Unggahan tersebut memperlihatkan duka mendalam yang dialami sebuah keluarga setelah momen bahagia pernikahan berubah menjadi suasana berkabung dalam waktu yang sangat singkat.
Fokus utama dari video yang mengundang simpati publik ini adalah pemandangan di dalam kamar sang pengantin.
Alih-alih digunakan untuk beristirahat dengan tenang bersama pasangan, kamar tersebut justru dipenuhi dengan tumpukan kado pernikahan yang masih terbungkus rapi.
Kado-kado tersebut merupakan pemberian dari para tamu undangan yang hadir di hari bahagia sang pengantin perempuan yang diketahui bernama Liya, berasal dari Lembah Sabil, Aceh Barat Daya, Aceh.
Dalam video tersebut, tertulis sebuah keterangan yang menggambarkan betapa hancurnya perasaan sang ibunda kehilangan putri tercintanya.
"Sedihnya seorang ibu ditinggal anak wafat seusai resepsi, kini hanya kadonya yang tinggal kenangan," tulis keterangan dalam video.
Video tersebut juga memperlihatkan banyaknya hadiah yang menumpuk di kamar almarhumah.
Liya baru saja melewati rangkaian prosesi pernikahan yang cukup panjang dan padat.
Berdasarkan informasi yang dihimpun, prosesi dimulai dengan Akad Nikah pada 2 April 2026.
Setelah itu, perayaan berlanjut dengan acara resepsi dan Preh Linto pada 20 April 2026, serta ngunduh mantu pada 21 April 2026.
Namun, takdir berkata lain; tepat sehari setelah seluruh rangkaian pesta usai yakni pada 22 April 2026, Liya mengembuskan napas terakhirnya.
Kondisi kesehatan Liya memang sempat menjadi sorotan selama acara berlangsung.
Dalam beberapa potongan video yang beredar, ia terlihat dalam kondisi fisik yang tidak prima.
Hal ini terbukti dari momen saat ia harus digendong oleh suaminya menuju pelaminan maupun saat turun dari pelaminan.
Pihak Hanifa Bride Studio, vendor yang mengurus pernikahan almarhumah, juga turut mengunggah video kenangan sebagai bentuk penghormatan terakhir.
Mereka mengenang sosok Liya sebagai pengantin yang bahagia di hari spesialnya.
"Aku masih meliha senyummu bahagia di hari yang sudah lama kamu nantikan," tulis akun tersebut dalam unggahan harunya.
Kisah ini pun memancing ribuan komentar dari netizen yang turut merasakan kesedihan keluarga.

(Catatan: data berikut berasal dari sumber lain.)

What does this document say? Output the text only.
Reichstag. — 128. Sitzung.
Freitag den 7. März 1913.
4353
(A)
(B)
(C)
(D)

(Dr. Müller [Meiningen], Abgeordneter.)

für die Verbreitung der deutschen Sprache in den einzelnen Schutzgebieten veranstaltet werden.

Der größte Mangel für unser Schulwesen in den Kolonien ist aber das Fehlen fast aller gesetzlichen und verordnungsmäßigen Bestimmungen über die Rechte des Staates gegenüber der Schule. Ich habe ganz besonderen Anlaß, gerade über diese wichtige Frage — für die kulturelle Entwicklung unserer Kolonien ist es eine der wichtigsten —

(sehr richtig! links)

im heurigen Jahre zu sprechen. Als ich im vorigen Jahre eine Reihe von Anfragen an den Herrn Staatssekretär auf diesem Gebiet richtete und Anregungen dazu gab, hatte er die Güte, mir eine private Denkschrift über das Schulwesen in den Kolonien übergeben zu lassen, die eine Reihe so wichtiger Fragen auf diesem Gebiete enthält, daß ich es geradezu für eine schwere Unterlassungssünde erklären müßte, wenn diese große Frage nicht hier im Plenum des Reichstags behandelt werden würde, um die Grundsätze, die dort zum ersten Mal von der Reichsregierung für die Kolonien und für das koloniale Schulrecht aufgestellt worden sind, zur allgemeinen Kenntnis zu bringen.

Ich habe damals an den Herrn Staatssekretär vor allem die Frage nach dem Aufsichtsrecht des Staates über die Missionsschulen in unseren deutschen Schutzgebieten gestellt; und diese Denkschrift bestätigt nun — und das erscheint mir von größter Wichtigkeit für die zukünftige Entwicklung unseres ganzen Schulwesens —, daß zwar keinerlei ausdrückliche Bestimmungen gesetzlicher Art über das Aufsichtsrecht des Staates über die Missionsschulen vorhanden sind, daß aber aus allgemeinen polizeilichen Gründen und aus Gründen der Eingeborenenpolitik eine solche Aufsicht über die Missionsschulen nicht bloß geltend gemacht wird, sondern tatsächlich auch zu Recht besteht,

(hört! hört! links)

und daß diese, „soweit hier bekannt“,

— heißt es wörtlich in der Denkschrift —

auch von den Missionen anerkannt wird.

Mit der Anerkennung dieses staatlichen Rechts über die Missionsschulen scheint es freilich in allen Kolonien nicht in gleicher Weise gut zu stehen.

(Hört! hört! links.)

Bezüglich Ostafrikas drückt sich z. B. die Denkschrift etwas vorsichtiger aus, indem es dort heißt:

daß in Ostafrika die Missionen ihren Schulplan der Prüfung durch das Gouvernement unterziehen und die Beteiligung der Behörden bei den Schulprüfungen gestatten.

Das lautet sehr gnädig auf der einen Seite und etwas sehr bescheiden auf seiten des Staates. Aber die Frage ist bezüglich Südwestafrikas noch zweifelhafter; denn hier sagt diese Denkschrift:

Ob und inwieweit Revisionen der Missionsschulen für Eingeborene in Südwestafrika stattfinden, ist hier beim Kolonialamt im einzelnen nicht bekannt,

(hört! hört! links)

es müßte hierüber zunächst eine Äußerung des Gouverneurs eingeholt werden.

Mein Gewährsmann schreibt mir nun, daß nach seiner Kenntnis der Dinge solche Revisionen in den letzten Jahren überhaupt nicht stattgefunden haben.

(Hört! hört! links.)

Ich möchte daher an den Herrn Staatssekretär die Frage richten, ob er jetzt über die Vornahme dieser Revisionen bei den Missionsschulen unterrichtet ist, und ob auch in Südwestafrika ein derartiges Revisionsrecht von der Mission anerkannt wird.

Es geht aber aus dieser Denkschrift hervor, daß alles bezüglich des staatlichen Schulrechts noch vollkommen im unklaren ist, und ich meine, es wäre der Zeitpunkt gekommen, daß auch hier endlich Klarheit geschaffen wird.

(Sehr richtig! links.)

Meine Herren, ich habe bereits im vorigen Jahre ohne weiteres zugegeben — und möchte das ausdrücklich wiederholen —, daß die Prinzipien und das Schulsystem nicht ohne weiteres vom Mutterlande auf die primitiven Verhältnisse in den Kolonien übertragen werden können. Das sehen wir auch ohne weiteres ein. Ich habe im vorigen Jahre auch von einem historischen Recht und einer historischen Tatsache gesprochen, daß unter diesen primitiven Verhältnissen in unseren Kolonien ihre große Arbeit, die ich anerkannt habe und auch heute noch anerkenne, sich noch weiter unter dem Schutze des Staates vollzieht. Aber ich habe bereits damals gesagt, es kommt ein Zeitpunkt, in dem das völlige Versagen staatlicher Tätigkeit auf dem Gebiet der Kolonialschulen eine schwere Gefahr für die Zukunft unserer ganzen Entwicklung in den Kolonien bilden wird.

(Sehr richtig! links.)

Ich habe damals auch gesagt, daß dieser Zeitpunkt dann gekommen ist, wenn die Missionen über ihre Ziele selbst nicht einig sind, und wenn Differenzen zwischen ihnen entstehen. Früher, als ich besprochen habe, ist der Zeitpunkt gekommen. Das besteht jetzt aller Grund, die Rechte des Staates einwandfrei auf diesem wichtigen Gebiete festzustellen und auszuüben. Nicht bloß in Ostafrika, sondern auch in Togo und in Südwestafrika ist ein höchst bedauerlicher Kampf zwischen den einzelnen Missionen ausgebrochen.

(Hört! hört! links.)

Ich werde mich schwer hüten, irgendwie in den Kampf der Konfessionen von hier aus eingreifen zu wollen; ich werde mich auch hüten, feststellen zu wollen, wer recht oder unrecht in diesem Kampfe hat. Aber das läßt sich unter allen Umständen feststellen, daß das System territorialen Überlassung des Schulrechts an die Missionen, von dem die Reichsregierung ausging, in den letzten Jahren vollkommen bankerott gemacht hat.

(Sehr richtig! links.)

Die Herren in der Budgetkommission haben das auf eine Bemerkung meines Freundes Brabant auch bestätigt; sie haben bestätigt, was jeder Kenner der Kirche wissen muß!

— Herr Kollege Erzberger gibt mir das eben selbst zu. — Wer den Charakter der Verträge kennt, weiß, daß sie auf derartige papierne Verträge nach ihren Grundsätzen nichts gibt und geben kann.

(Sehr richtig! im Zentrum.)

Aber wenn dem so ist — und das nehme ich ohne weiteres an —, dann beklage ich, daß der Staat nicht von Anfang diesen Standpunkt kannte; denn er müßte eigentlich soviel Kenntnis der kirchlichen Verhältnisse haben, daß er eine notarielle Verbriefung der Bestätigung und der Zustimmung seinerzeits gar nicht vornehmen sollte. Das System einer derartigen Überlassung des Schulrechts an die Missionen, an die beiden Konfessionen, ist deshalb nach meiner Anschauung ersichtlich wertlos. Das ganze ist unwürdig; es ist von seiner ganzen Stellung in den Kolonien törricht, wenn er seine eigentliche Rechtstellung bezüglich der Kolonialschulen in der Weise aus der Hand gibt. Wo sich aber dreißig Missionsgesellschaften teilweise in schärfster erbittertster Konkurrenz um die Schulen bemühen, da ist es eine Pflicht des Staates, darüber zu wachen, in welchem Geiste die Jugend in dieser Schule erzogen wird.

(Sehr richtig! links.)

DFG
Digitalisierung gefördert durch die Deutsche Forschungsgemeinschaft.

Banyak yang berspekulasi kondisi fisik yang menurun akibat jadwal pernikahan yang sangat padat menjadi salah satu pemicu kepergiannya.
"Innalillahiwainnailaihirojiun semoga kluarga yang ditinggalkan diberi ketabahan suaminya juga diberi kesabaran yang luas .. kemungkinan imun turun karena capek yaa jadwalnya padat," komentar netizen.
Netizen lain juga menyoroti banyaknya kado yang ditinggalkan almarhumah sebagai bukti bahwa sosok Liya adalah pribadi yang sangat baik semasa hidupnya.
"Innalillahi. Segitu banyaknya kado, pasti anak ibu baik banget," tulis seorang netizen.
Sementara yang lain menambahkan bahwa "Hadiah segitu banyaknya enggak bisa ditukar dengan kembalinya sang anak".